Brent crude oil futures fell to $73.65 a barrel by 0103 GMT, which is around 1%, and this came after a drastic uptick yesterday, which surprised many investors, MetaNews reported.
Meanwhile, we saw a decline in U.S. crude oil futures as well. They were down to $71.46 a barrel, which came after another untouchable high in trade yesterday.
The energy market investors and movers had apparently banked so heavily on there being a resurgence in travel spending (which would obviously cause a huge draw for oil) that this drop-off seems to have taken many by complete surprise.

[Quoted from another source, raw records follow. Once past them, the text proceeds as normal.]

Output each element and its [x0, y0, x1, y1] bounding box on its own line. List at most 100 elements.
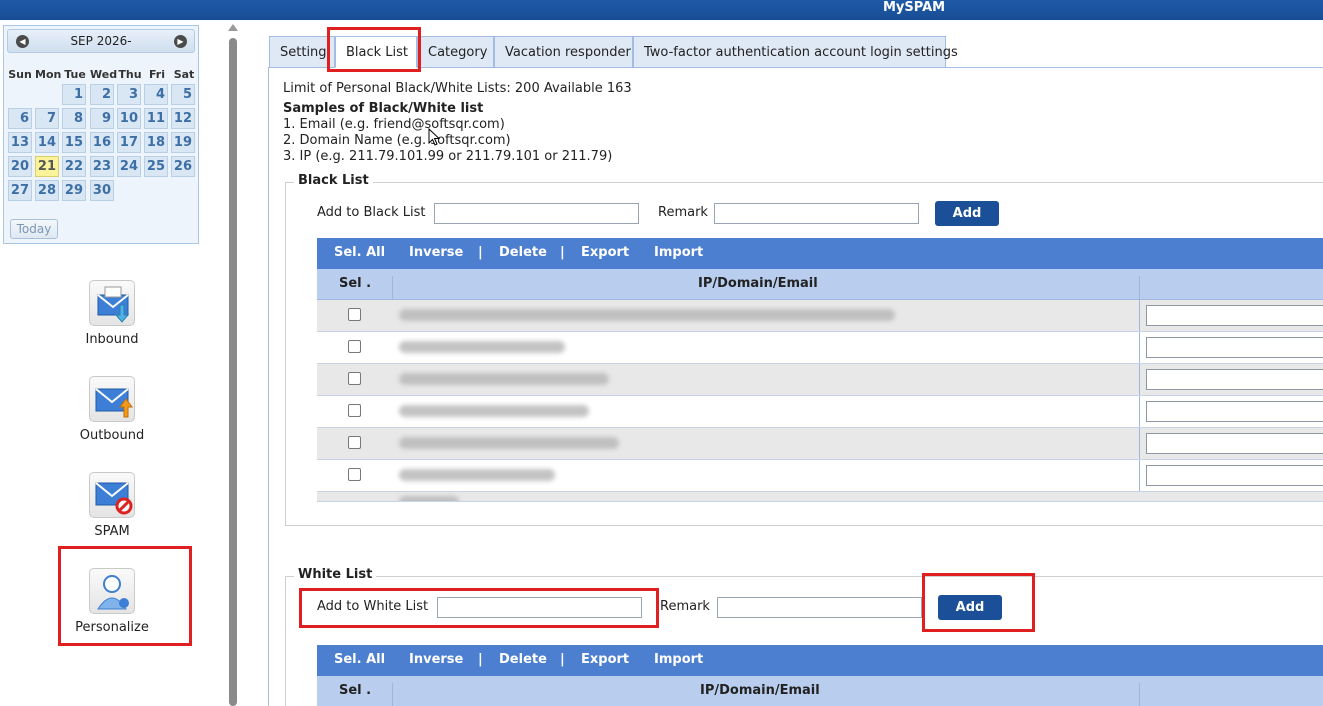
calendar-day[interactable]: 30 — [90, 180, 114, 201]
today-button[interactable]: Today — [10, 219, 58, 239]
calendar-day[interactable]: 29 — [62, 180, 86, 201]
row-remark-input[interactable] — [1146, 305, 1323, 326]
calendar-day[interactable]: 2 — [90, 84, 114, 105]
calendar-weekday: Tue — [64, 68, 86, 81]
nav-inbound[interactable]: Inbound — [62, 280, 162, 347]
black-list-add-button[interactable]: Add — [935, 201, 999, 226]
black-list-import[interactable]: Import — [654, 245, 703, 260]
toolbar-separator: | — [478, 652, 483, 667]
calendar-day[interactable]: 24 — [117, 156, 141, 177]
calendar-day[interactable]: 1 — [62, 84, 86, 105]
black-list-legend: Black List — [294, 173, 373, 188]
row-remark-input[interactable] — [1146, 369, 1323, 390]
calendar-day[interactable]: 5 — [171, 84, 195, 105]
row-remark-input[interactable] — [1146, 337, 1323, 358]
calendar-day[interactable]: 15 — [62, 132, 86, 153]
calendar-day[interactable]: 8 — [62, 108, 86, 129]
row-remark-input[interactable] — [1146, 401, 1323, 422]
sidebar: ◀ SEP 2026- ▶ Sun Mon Tue Wed Thu Fri Sa… — [0, 20, 222, 706]
row-remark-input[interactable] — [1146, 465, 1323, 486]
black-list-remark-input[interactable] — [714, 203, 919, 224]
table-row — [317, 364, 1323, 396]
calendar-month-label[interactable]: SEP 2026- — [8, 34, 194, 48]
table-row — [317, 460, 1323, 492]
redacted-entry — [399, 405, 589, 417]
calendar-header: ◀ SEP 2026- ▶ — [7, 29, 195, 53]
calendar: ◀ SEP 2026- ▶ Sun Mon Tue Wed Thu Fri Sa… — [3, 25, 199, 244]
white-list-select-all[interactable]: Sel. All — [334, 652, 385, 667]
calendar-day[interactable]: 6 — [8, 108, 32, 129]
sample-email: 1. Email (e.g. friend@softsqr.com) — [283, 117, 505, 132]
tab-vacation-responder[interactable]: Vacation responder — [494, 36, 633, 68]
black-list-inverse[interactable]: Inverse — [409, 245, 463, 260]
nav-outbound[interactable]: Outbound — [62, 376, 162, 443]
row-remark-input[interactable] — [1146, 433, 1323, 454]
calendar-day[interactable]: 7 — [35, 108, 59, 129]
scroll-up-arrow-icon[interactable] — [228, 24, 238, 31]
app-title: MySPAM — [883, 0, 946, 15]
white-list-toolbar: Sel. All Inverse | Delete | Export Impor… — [317, 645, 1323, 676]
row-checkbox[interactable] — [348, 436, 361, 449]
white-list-inverse[interactable]: Inverse — [409, 652, 463, 667]
white-list-remark-input[interactable] — [717, 597, 922, 618]
chevron-right-icon[interactable]: ▶ — [174, 35, 187, 48]
redacted-entry — [399, 469, 555, 481]
calendar-day[interactable]: 16 — [90, 132, 114, 153]
row-checkbox[interactable] — [348, 372, 361, 385]
toolbar-separator: | — [478, 245, 483, 260]
nav-label: Outbound — [79, 428, 145, 443]
black-list-entry-input[interactable] — [434, 203, 639, 224]
sample-domain: 2. Domain Name (e.g. softsqr.com) — [283, 133, 511, 148]
calendar-day[interactable]: 19 — [171, 132, 195, 153]
column-divider — [1139, 460, 1140, 491]
calendar-day-today[interactable]: 21 — [35, 156, 59, 177]
calendar-day[interactable]: 11 — [144, 108, 168, 129]
tab-category[interactable]: Category — [417, 36, 494, 68]
calendar-day[interactable]: 25 — [144, 156, 168, 177]
toolbar-separator: | — [560, 652, 565, 667]
calendar-day[interactable]: 10 — [117, 108, 141, 129]
calendar-day[interactable]: 13 — [8, 132, 32, 153]
add-to-white-list-label: Add to White List — [317, 599, 429, 614]
calendar-day[interactable]: 23 — [90, 156, 114, 177]
nav-personalize[interactable]: Personalize — [62, 568, 162, 635]
white-list-export[interactable]: Export — [581, 652, 629, 667]
white-list-import[interactable]: Import — [654, 652, 703, 667]
calendar-day[interactable]: 27 — [8, 180, 32, 201]
white-list-delete[interactable]: Delete — [499, 652, 547, 667]
nav-spam[interactable]: SPAM — [62, 472, 162, 539]
top-bar: MySPAM — [0, 0, 1323, 20]
calendar-day[interactable]: 28 — [35, 180, 59, 201]
calendar-day[interactable]: 12 — [171, 108, 195, 129]
calendar-day[interactable]: 4 — [144, 84, 168, 105]
black-list-select-all[interactable]: Sel. All — [334, 245, 385, 260]
calendar-day[interactable]: 3 — [117, 84, 141, 105]
calendar-day[interactable]: 9 — [90, 108, 114, 129]
black-list-delete[interactable]: Delete — [499, 245, 547, 260]
calendar-day[interactable]: 17 — [117, 132, 141, 153]
tab-black-list[interactable]: Black List — [335, 36, 417, 68]
calendar-weekday: Wed — [90, 68, 118, 81]
column-divider — [1139, 364, 1140, 395]
calendar-day[interactable]: 26 — [171, 156, 195, 177]
row-checkbox[interactable] — [348, 468, 361, 481]
black-list-remark-label: Remark — [658, 205, 708, 220]
calendar-day[interactable]: 18 — [144, 132, 168, 153]
calendar-weekday: Sun — [8, 68, 32, 81]
tab-two-factor-authentication[interactable]: Two-factor authentication account login … — [633, 36, 958, 68]
sidebar-scrollbar[interactable] — [229, 38, 237, 706]
column-sel: Sel . — [339, 276, 372, 291]
row-checkbox[interactable] — [348, 308, 361, 321]
black-list-toolbar: Sel. All Inverse | Delete | Export Impor… — [317, 238, 1323, 269]
toolbar-separator: | — [560, 245, 565, 260]
white-list-add-button[interactable]: Add — [938, 595, 1002, 620]
row-checkbox[interactable] — [348, 404, 361, 417]
tab-setting[interactable]: Setting — [269, 36, 335, 68]
calendar-day[interactable]: 22 — [62, 156, 86, 177]
calendar-day[interactable]: 14 — [35, 132, 59, 153]
black-list-export[interactable]: Export — [581, 245, 629, 260]
row-checkbox[interactable] — [348, 340, 361, 353]
calendar-day[interactable]: 20 — [8, 156, 32, 177]
white-list-entry-input[interactable] — [437, 597, 642, 618]
nav-label: Personalize — [75, 620, 149, 635]
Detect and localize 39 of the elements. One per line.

It’s strange that everyone really expected the central bank to more-or-less crush certain hopes of titration, because what ended up happening was the opposite. They’ve essentially encouraged us to start expecting increases to the dollar. Not meteoric increases, mind you, but they’ve made it clear that they’re ready to start the process.
This is given some weight by the fact that, afterward, the USD hit its biggest limit since fifteen months ago.
Though, a stronger dollar does mean that other resources that are metered against the dollar, such as oil, will be harder to purchase, and this in turn might trigger a lot of demand slow-downs.
Even so, we saw that crude oil decline was capped by, ironically, U.S. supply woes.
This cap was reinforced by an uptick in Chinese demand for oil. Considering China is the second largest global consumer of the black stuff, that’s not exactly comforting. The overall price of crude oil across markets was down today, but we have reason to think it will happen again as the dollar’s strength increases.